Figure 4: Still birth incidences in pregnant women treated with LMWH and pregnant women without anticoagulant therapy
Preeclampsia: Three studies were analyzed and heterogeneity test showed P <0.1, meaning these studies were not homogenous, so random effect model was used. The meta-analysis results showed using LMWH during pregnancy did not increase the risk of preeclampsia as compared to women who did not use LMWH (OR=1.23, 95% CI: 0.16-9.28, Z=0.20, P>0.05) (Figure 5).
Figure 5: Preeclampsia incidences in pregnant women treated with LMWH and pregnant women without anticoagulant therapy.
Fetal growth restriction: Three studies were analyzed and heterogeneity test showed P=0.48, meaning these studies were homogenous, so fixed effect model was used.

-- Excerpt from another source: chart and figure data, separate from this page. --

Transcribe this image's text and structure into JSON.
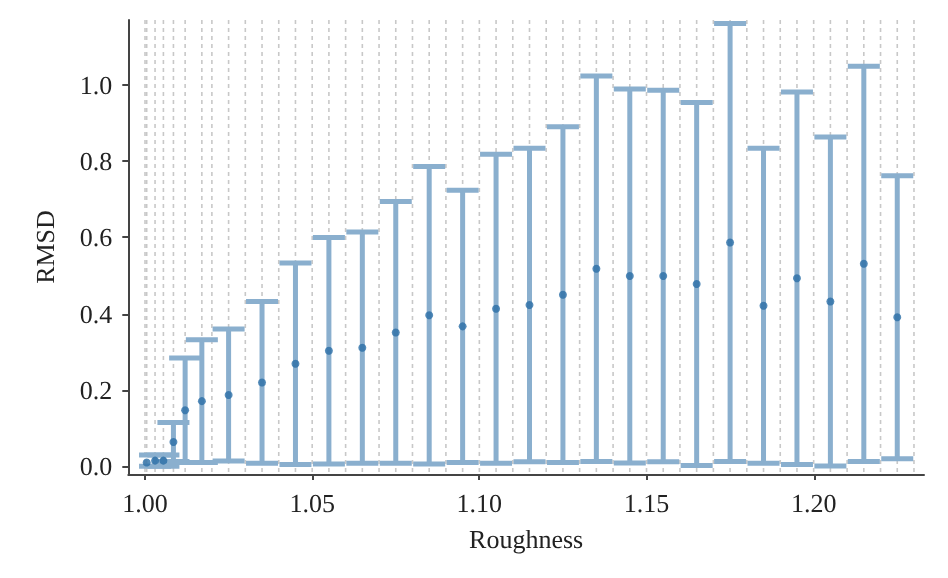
{
  "chart_data": {
    "type": "scatter",
    "xlabel": "Roughness",
    "ylabel": "RMSD",
    "x": [
      1.0005,
      1.003,
      1.0055,
      1.0085,
      1.012,
      1.017,
      1.025,
      1.035,
      1.045,
      1.055,
      1.065,
      1.075,
      1.085,
      1.095,
      1.105,
      1.115,
      1.125,
      1.135,
      1.145,
      1.155,
      1.165,
      1.175,
      1.185,
      1.195,
      1.205,
      1.215,
      1.225
    ],
    "values": [
      0.01,
      0.015,
      0.015,
      0.064,
      0.147,
      0.171,
      0.187,
      0.22,
      0.269,
      0.303,
      0.311,
      0.351,
      0.396,
      0.367,
      0.413,
      0.423,
      0.45,
      0.518,
      0.499,
      0.499,
      0.478,
      0.587,
      0.421,
      0.493,
      0.432,
      0.531,
      0.391
    ],
    "errors": [
      null,
      0.015,
      0.015,
      0.051,
      0.137,
      0.161,
      0.173,
      0.212,
      0.264,
      0.297,
      0.303,
      0.343,
      0.39,
      0.357,
      0.405,
      0.411,
      0.44,
      0.505,
      0.49,
      0.487,
      0.476,
      0.574,
      0.413,
      0.488,
      0.431,
      0.518,
      0.371
    ],
    "color": "#2b6ea6",
    "marker": "circle",
    "grid": "x",
    "xlim": [
      0.995,
      1.233
    ],
    "ylim": [
      -0.02,
      1.17
    ],
    "xticks": [
      {
        "value": 1.0,
        "label": "1.00"
      },
      {
        "value": 1.05,
        "label": "1.05"
      },
      {
        "value": 1.1,
        "label": "1.10"
      },
      {
        "value": 1.15,
        "label": "1.15"
      },
      {
        "value": 1.2,
        "label": "1.20"
      },
      {
        "value": 1.0005,
        "label": null
      },
      {
        "value": 1.003,
        "label": null
      },
      {
        "value": 1.0055,
        "label": null
      },
      {
        "value": 1.0085,
        "label": null
      },
      {
        "value": 1.012,
        "label": null
      },
      {
        "value": 1.017,
        "label": null
      },
      {
        "value": 1.02,
        "label": null
      },
      {
        "value": 1.025,
        "label": null
      },
      {
        "value": 1.03,
        "label": null
      },
      {
        "value": 1.035,
        "label": null
      },
      {
        "value": 1.04,
        "label": null
      },
      {
        "value": 1.045,
        "label": null
      },
      {
        "value": 1.055,
        "label": null
      },
      {
        "value": 1.06,
        "label": null
      },
      {
        "value": 1.065,
        "label": null
      },
      {
        "value": 1.07,
        "label": null
      },
      {
        "value": 1.075,
        "label": null
      },
      {
        "value": 1.08,
        "label": null
      },
      {
        "value": 1.085,
        "label": null
      },
      {
        "value": 1.09,
        "label": null
      },
      {
        "value": 1.095,
        "label": null
      },
      {
        "value": 1.105,
        "label": null
      },
      {
        "value": 1.11,
        "label": null
      },
      {
        "value": 1.115,
        "label": null
      },
      {
        "value": 1.12,
        "label": null
      },
      {
        "value": 1.125,
        "label": null
      },
      {
        "value": 1.13,
        "label": null
      },
      {
        "value": 1.135,
        "label": null
      },
      {
        "value": 1.14,
        "label": null
      },
      {
        "value": 1.145,
        "label": null
      },
      {
        "value": 1.155,
        "label": null
      },
      {
        "value": 1.16,
        "label": null
      },
      {
        "value": 1.165,
        "label": null
      },
      {
        "value": 1.17,
        "label": null
      },
      {
        "value": 1.175,
        "label": null
      },
      {
        "value": 1.18,
        "label": null
      },
      {
        "value": 1.185,
        "label": null
      },
      {
        "value": 1.19,
        "label": null
      },
      {
        "value": 1.195,
        "label": null
      },
      {
        "value": 1.205,
        "label": null
      },
      {
        "value": 1.21,
        "label": null
      },
      {
        "value": 1.215,
        "label": null
      },
      {
        "value": 1.22,
        "label": null
      },
      {
        "value": 1.225,
        "label": null
      },
      {
        "value": 1.23,
        "label": null
      }
    ],
    "yticks": [
      {
        "value": 0,
        "label": "0.0"
      },
      {
        "value": 0.2,
        "label": "0.2"
      },
      {
        "value": 0.4,
        "label": "0.4"
      },
      {
        "value": 0.6,
        "label": "0.6"
      },
      {
        "value": 0.8,
        "label": "0.8"
      },
      {
        "value": 1.0,
        "label": "1.0"
      }
    ]
  }
}
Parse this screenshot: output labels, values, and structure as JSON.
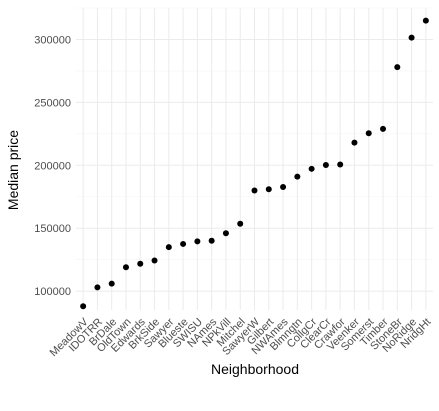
{
  "chart_data": {
    "type": "scatter",
    "title": "",
    "xlabel": "Neighborhood",
    "ylabel": "Median price",
    "grid": true,
    "ylim": [
      85000,
      325000
    ],
    "yticks": [
      100000,
      150000,
      200000,
      250000,
      300000
    ],
    "ytick_labels": [
      "100000",
      "150000",
      "200000",
      "250000",
      "300000"
    ],
    "categories": [
      "MeadowV",
      "IDOTRR",
      "BrDale",
      "OldTown",
      "Edwards",
      "BrkSide",
      "Sawyer",
      "Blueste",
      "SWISU",
      "NAmes",
      "NPkVill",
      "Mitchel",
      "SawyerW",
      "Gilbert",
      "NWAmes",
      "Blmngtn",
      "CollgCr",
      "ClearCr",
      "Crawfor",
      "Veenker",
      "Somerst",
      "Timber",
      "StoneBr",
      "NoRidge",
      "NridgHt"
    ],
    "values": [
      88000,
      103000,
      106000,
      119000,
      121750,
      124300,
      135000,
      137500,
      139500,
      140000,
      146000,
      153500,
      180000,
      181000,
      182750,
      191000,
      197200,
      200250,
      200650,
      218000,
      225500,
      228950,
      278000,
      301500,
      315000
    ]
  }
}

The meta-analysis results showed using LMWH during pregnancy could reduce the risk of fetal growth restriction as compared to women who did not use LMWH (OR=1.54, 95% CI: 1.01-2.35, Z=2.02, P=0.04) (Figure 6).
Figure 6: Fetal growth restriction incidences in pregnant women treated with LMWH and pregnant women without anticoagulant therapy.

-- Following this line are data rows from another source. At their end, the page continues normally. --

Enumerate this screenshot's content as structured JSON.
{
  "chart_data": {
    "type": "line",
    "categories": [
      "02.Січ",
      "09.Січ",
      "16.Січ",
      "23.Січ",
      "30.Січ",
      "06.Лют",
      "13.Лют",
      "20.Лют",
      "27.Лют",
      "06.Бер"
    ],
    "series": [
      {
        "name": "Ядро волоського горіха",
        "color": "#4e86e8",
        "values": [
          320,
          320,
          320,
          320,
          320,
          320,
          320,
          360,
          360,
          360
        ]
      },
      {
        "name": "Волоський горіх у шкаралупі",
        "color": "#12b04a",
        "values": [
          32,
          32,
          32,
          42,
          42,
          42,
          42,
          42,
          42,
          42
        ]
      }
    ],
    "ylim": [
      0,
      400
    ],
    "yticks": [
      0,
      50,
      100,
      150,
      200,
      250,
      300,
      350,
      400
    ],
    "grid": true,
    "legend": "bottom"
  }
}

Postpartum hemorrhage: Seven studies were analyzed and heterogeneity test showed P=0.19, meaning these studies were homogenous, so fixed effect model was used. The meta-analysis results showed using LMWH during pregnancy did not increase the risk of postpartum hemorrhage as compared to women who did not use LMWH (OR=1.17, 95% CI: 0.95-1.43, Z=1.47, P>0.05) (Figure 7).

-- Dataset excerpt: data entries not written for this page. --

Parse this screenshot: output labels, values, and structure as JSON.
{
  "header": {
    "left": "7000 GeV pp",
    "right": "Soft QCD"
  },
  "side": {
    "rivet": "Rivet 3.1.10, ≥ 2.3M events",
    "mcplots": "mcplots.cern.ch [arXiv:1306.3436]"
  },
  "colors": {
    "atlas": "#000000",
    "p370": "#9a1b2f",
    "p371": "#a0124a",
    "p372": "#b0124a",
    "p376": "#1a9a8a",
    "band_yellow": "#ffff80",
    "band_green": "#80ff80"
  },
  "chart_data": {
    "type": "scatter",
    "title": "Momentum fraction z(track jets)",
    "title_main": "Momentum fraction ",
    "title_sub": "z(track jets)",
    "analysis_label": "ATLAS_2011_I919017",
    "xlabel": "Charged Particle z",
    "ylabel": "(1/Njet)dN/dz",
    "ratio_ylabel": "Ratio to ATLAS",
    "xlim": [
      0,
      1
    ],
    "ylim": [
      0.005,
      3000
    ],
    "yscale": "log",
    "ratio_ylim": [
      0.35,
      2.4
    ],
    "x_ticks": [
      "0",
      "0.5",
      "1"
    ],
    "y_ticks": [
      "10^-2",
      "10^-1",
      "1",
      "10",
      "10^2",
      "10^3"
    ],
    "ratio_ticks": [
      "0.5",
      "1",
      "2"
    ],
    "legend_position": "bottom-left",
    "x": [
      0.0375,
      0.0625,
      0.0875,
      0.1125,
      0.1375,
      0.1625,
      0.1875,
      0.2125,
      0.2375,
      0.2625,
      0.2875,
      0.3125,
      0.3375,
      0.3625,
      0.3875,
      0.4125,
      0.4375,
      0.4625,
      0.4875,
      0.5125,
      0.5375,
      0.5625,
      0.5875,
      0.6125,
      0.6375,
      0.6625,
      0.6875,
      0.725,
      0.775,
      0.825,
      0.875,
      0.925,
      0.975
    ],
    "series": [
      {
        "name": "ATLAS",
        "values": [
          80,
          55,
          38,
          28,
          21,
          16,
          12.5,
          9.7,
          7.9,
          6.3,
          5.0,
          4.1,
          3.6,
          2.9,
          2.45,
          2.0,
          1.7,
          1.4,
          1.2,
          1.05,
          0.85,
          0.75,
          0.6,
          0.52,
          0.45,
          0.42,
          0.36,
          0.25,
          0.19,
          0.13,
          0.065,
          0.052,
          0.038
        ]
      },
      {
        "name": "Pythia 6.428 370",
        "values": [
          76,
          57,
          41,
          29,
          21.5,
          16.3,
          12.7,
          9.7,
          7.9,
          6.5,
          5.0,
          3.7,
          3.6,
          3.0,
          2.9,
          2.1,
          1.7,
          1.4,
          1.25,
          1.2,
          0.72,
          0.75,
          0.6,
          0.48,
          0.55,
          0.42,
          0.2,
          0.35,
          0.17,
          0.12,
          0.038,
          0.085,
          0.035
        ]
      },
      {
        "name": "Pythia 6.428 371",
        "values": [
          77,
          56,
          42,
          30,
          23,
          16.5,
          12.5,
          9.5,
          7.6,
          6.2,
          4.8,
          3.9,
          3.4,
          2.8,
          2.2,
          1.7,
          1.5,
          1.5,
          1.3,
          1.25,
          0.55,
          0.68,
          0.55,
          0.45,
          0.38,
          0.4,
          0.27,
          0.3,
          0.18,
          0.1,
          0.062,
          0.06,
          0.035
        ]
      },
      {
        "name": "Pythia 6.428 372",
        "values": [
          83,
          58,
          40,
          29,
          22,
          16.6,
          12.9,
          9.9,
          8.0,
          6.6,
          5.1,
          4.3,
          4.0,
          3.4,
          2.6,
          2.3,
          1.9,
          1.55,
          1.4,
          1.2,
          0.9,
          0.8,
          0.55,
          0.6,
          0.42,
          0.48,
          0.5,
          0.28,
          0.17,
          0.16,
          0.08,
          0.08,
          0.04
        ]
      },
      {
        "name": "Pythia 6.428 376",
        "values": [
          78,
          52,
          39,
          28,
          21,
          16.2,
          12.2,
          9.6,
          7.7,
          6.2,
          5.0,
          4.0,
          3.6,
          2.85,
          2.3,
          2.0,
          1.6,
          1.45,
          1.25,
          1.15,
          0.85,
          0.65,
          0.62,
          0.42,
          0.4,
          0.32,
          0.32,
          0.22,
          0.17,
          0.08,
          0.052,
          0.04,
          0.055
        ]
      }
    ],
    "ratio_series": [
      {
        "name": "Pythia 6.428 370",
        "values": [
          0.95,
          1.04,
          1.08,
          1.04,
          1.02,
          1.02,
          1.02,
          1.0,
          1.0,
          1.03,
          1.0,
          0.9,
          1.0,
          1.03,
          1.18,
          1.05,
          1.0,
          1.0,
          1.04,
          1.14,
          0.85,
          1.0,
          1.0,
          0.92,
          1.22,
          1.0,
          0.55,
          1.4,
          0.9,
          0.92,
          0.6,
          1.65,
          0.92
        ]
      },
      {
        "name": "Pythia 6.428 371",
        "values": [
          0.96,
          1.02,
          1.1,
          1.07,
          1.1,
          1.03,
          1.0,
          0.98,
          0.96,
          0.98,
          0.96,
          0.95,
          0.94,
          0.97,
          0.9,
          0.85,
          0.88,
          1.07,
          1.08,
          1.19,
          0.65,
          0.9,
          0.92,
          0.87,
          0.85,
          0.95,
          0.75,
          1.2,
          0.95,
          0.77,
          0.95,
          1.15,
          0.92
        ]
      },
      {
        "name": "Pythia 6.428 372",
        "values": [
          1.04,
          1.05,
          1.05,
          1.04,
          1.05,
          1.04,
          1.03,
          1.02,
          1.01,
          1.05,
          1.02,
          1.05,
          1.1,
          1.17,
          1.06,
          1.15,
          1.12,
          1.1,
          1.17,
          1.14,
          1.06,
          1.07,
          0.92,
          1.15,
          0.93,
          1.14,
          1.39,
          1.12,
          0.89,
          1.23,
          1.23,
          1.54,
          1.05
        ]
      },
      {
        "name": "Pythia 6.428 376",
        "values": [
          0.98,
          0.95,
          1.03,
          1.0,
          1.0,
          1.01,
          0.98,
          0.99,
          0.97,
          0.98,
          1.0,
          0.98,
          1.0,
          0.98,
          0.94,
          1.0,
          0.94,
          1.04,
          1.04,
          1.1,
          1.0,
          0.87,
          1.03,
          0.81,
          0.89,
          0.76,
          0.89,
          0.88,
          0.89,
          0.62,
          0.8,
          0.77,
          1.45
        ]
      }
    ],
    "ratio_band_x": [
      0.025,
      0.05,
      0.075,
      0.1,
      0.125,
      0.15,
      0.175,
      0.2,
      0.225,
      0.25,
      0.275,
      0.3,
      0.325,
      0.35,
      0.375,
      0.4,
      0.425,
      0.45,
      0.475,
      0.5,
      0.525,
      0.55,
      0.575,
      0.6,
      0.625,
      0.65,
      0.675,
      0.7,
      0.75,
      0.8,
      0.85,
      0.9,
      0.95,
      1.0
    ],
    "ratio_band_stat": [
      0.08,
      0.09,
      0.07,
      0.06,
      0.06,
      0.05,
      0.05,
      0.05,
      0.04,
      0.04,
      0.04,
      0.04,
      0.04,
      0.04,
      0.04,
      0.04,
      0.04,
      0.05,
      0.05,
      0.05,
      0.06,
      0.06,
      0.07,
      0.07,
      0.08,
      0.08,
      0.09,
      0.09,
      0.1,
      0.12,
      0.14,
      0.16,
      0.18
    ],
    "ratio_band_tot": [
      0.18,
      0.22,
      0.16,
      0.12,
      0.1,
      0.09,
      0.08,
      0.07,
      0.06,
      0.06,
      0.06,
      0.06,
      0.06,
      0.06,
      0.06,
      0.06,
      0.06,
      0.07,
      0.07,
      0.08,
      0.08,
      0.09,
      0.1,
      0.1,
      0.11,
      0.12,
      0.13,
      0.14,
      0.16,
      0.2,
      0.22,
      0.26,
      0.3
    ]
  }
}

Figure 7: Postpartum hemorrhage incidences in pregnant women treated with LMWH and pregnant women without anticoagulant therapy.
Discussion
Nowadays, the management of pregnancy-related thrombosis remains a challenge. Anticoagulants available to prevent and treat VTE include warfarin, Unfractioned Heparin (UFH), Low-Molecular Weight Heparin (LMWH), factor Xa inhibitors, and direct thrombin inhibitors. LMWH is widely used due to its more predictable pharmacokinetic and pharmacodynamic characteristics [21]. It is important to evaluate the benefit of LMWH for thromboprophylaxis in pregnant women. The results of this study showed that there were no statistically significant differences in the risk of abortion, preterm birth, stillbirth, preeclampsia, or postpartum hemorrhage between pregnant women who used LWMH as anticoagulant and those who did not use LWMH. Besides, LMWH use in pregnant women reduced the incidence of fetal growth restriction. This suggests that the use of LMWH does not increase the incidence of pregnancy-related maternal and fetal complications. Previous retrospective studies and meta-analysis also showed that prophylactic or therapeutic doses of LMWH could significantly reduce the risk of recurrent thrombosis during pregnancy and postpartum [22-24].
Conclusions
Our analysis demonstrates that the use of LMWH in pregnant women reduces the risk of thromboembolism without increasing the incidence of relevant adverse outcomes. For pregnant women who meet the anticoagulant treatment criteria, the use of LMWH may bring more benefits to them.
Limitation of this Study
Heterogeneity existed in the selected studies may result in our analysis conclusion more influenced by large sample studies. Moreover, considering the ethical requirements, all the included studies were non-randomized controlled studies which may affected the accuracy of the results to some extent.
Declaration
Funding Sources: This work was supported by grants from Fudan University Fuxing Nursing Research Fund (FNF201949).
Author Contributions: Yang Xiaorong, Lin Shan and Sun Shengjia wrote the manuscript together. Lin Shan, Li Junping and Sun Tao performed the statistical analysis. Li Junping, Zhu Moli, Sun Tao and Li Dongping performed the literature search and review.